Dark Sky Observing
- Last Updated on 28 April 2012
Steve Kufeld Astronomical Site (SKAS)
Situated ~ 90 miles north of Los Angeles in Ventura County, this LAAS owned 2.5 acre site provides the LAAS members a haven from the city lights. Located just south of Mt. Pinos, the site is equipped with two large reflecting telescopes: a 16 inch telescope (right) with equatorial mount and a 31 inch (Clyde-O-Scope, left) Newtonian on Bartelized Alt-Alz mount.
The site also offers 57 concrete pads along with power outlet for setting up personal telescopes. In addition to unrestricted access to the site, Star Members have the options of purchasing one of these pads for a nominal fee
The site is open to members & guests only.
Directions are in the New Member Packet. You may also email the Secretary for instructions.
The picture at right shows Steve Kufeld, front and center, surrounded by friends and fellow LAASers (from left to right) Czernic Crute, Lew Chilton and Dana Patchik.
Steve Kufeld, inventor of the now ubiquitous (and imitated) TELRAD, died suddenly in the summer of 1997. The property in Lockwood Valley was subsequently named in his memory. Steve was one of the organizers of the original purchase, and one of the key figures in building both the Gordon Mitchell Observatory and the 31" Clyde-O-Scope.
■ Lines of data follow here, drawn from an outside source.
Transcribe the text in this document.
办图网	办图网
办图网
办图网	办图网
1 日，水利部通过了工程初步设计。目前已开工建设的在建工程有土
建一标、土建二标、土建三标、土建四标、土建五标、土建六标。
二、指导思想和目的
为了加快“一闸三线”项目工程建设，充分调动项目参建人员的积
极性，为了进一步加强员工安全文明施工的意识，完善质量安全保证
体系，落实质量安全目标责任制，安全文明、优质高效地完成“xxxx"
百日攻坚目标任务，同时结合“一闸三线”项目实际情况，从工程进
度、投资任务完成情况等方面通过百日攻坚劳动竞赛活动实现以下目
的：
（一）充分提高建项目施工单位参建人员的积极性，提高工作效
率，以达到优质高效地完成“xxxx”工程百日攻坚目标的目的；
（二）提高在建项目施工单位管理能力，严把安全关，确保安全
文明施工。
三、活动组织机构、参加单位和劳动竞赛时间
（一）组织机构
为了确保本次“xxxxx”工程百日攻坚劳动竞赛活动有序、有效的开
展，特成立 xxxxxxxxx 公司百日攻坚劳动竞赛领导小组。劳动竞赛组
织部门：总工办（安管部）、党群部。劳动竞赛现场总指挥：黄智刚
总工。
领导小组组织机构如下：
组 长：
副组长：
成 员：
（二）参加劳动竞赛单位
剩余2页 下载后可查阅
He was an active member, former treasurer, and avid observer. His key role in acquiring the property, as well as his reputation as the father of TELRAD made it only appropriate to name the property after him.
Below is a photo of the site itself looking east. On the left of the photo is the Gordon Mitchell Observatory. Further North is the Block House that holds the 31" Clyde-O-Scope.
This is the dark sky observing site for the Los Angeles Astronomical Society. About 90 miles NW of Los Angeles, it is near enough to make a one-day round trip, but remote enough to offer considerably darker skies than you can find nearer L.A. There is room for campers, and parking for a limited number of RVs. The pads are all supplied with AC power, and the trailer has a heater for those non-astronomers (or astronomers) who seek temporary shelter from the cold. Summer time weather can be quite balmy, but winter temperatures drop well below freezing (the record so far as I know is an overnight low of 6° F one December a few years back).
Star member dues, and contributions by regular members, help us to defray the costs of maintaining the property. Owning our own site, with the ability to customize the property to the needs of amateur astronomers, is a major asset for the Los Angeles Astronomical Society.